A tarde de 30 de dezembro poderia se passar despercebida, sendo apenas mais uma tarde de inverno comum. Não estava nevando, ou chovendo granizo. Não haveria um baile ou um concerto, ou até mesmo um simples jantar fora. Pode-se dizer que a única coisa fora de seu estado habitual era a de que eu passei aquela tarde em meu escritório no Mármore, e não no Escritório Central, mas o amontoado de papel era o mesmo.
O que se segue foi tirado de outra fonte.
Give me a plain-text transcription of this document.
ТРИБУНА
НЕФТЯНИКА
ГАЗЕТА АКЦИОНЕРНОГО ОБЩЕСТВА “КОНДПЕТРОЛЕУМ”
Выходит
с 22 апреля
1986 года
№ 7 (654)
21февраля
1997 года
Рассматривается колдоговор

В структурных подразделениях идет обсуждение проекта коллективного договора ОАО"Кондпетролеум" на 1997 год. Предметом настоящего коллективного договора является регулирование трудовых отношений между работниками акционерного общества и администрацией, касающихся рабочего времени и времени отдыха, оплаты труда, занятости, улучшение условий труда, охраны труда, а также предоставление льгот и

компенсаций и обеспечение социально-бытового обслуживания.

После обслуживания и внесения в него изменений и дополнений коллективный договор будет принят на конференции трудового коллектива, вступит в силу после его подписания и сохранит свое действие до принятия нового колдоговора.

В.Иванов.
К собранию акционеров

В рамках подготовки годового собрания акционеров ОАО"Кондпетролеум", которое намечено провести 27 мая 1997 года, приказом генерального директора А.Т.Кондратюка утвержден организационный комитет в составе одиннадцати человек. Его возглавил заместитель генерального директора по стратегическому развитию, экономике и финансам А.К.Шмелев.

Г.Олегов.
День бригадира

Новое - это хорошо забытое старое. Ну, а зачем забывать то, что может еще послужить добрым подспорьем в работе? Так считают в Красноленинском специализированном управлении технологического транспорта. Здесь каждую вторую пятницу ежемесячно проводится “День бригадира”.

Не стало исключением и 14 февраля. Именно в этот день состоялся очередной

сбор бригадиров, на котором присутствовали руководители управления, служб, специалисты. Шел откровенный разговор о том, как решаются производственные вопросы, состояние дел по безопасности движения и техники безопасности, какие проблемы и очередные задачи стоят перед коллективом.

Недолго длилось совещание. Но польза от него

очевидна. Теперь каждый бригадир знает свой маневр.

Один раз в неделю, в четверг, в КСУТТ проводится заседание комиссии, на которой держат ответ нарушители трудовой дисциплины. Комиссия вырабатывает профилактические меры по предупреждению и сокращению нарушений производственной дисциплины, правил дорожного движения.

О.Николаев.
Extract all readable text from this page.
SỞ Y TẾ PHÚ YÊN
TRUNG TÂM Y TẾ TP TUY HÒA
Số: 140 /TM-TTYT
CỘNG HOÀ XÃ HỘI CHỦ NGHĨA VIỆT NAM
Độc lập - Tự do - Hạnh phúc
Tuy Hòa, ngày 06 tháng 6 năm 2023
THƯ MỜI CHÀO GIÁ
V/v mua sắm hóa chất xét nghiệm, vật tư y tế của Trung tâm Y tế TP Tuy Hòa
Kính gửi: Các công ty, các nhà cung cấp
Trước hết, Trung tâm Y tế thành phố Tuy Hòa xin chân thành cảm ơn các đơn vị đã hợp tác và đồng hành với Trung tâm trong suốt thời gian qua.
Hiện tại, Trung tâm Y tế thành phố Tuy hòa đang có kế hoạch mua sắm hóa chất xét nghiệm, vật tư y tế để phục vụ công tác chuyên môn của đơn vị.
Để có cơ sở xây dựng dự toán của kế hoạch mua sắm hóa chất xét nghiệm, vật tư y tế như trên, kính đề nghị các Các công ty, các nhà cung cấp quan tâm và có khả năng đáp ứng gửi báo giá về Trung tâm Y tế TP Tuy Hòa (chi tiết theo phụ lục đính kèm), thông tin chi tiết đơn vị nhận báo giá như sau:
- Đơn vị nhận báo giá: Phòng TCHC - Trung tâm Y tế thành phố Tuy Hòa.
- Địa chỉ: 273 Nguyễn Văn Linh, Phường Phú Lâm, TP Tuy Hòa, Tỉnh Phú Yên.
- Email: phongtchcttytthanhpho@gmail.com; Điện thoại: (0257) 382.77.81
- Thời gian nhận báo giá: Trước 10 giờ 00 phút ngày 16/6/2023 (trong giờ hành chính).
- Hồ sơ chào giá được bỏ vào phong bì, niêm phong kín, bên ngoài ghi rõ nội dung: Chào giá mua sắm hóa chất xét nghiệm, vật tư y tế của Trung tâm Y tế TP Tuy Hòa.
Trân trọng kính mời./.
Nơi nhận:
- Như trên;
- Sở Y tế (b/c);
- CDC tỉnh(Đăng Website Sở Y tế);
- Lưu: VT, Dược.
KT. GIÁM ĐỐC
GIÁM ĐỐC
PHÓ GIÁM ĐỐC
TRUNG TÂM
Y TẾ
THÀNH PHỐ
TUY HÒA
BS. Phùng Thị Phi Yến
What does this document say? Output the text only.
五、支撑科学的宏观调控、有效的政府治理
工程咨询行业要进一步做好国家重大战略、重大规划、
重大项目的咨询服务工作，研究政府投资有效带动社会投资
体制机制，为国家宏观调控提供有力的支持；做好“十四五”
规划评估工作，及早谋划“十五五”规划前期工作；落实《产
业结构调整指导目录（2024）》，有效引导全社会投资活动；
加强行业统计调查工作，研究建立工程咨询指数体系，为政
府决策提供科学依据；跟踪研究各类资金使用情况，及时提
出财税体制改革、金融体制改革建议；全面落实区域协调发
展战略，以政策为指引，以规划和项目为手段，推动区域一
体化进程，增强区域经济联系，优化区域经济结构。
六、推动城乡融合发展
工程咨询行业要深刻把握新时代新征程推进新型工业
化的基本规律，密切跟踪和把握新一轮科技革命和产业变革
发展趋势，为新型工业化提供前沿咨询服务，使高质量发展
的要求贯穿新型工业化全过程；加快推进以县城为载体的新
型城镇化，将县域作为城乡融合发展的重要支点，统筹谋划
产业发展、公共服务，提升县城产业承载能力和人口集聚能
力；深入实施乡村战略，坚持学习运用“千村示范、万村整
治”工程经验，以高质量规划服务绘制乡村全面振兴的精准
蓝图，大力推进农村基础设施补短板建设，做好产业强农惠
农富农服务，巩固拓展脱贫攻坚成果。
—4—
Porém, há de ter um motivo para se falar especificamente de 30 de dezembro.
Até então, haviam se passado nove dias desde da festa de patinação da Condessa Gamoltova, mas não há razões para aqui falar deste período de dias passados, já que também não aconteceram nada em especial. E se meu leitor perguntas se vi o príncipe durante aquele período de tempo, creio que irei o desapontar. Na verdade, minto. Recordo-me que apenas o vira na igreja, e demos um cumprimento de chapéu. Mas então, na tarde de 30 de dezembro, logo após o bater das 3 horas, e quase que subitamente, o inesperado aconteceu.
Eu estava sentado á minha pequena escrivaninha, em meio de lá papéis e documentos; contudo, ouvi as três características batidas na porta, com um empregado surgindo e dizendo estas seguintes palavras:
- Com licença, Sua Alteza Imperial, mas a Sua Serenidade, o Capitão Príncipe Ivan Aleksandrovich está a espera do senhor na sala redonda.
Não choque-se, caro leitor, pois eu mesmo ficara mais chocado que qualquer um, com a posição paralisada e o surgimento de um frio na barriga logo assim que ouvi a frase, e que agora eu sinto a mesma sensação enquanto relembro desta cena e a escrevo neste papel.
Incrédulo, eu lembro também de ter perguntado dois ou três "O quê?" ao pobre empregado, que respondera com a mesma serenidade. Porém, mesmo assim, eu não acreditei. Deveria eu ficar surpreso ou feliz? Preocupado ou investigativo? "O príncipe Yatskov? Aqui? Mas o que ele quer aqui? Será que irá me pedir algum favor na infantaria? Oh céus, como está bem cabelo? Está bem penteado ", falava para mim mesmo.
O príncipe realmente estava lá, parado naquela sala no Mármore. Ele fizera menção em não tirar o casaco, ainda com aquele pesado e longo vestimento de frio da infantaria russa, falando com a minha esposa que o recebera. Nas mãos, ele segurava o seu quepe branco e limpo, mas debaixo dos braços, um pequeno embrulho vermelho.
Devo-lhes dizer que eu parecia um adolescente lá, quase de volta a baixa estatura, magreza e sem o jeito correto de caminhar, tímido e recluído. E nos outros, mas precisamente nas crianças, que ainda estavam com o lápis na mão e os livros de caligrafia juntinhos, havia nelas aquele sorisso esquesito e olhos de estranheza a pessoa nova, que diziam "Quem é essa pessoa, papai?".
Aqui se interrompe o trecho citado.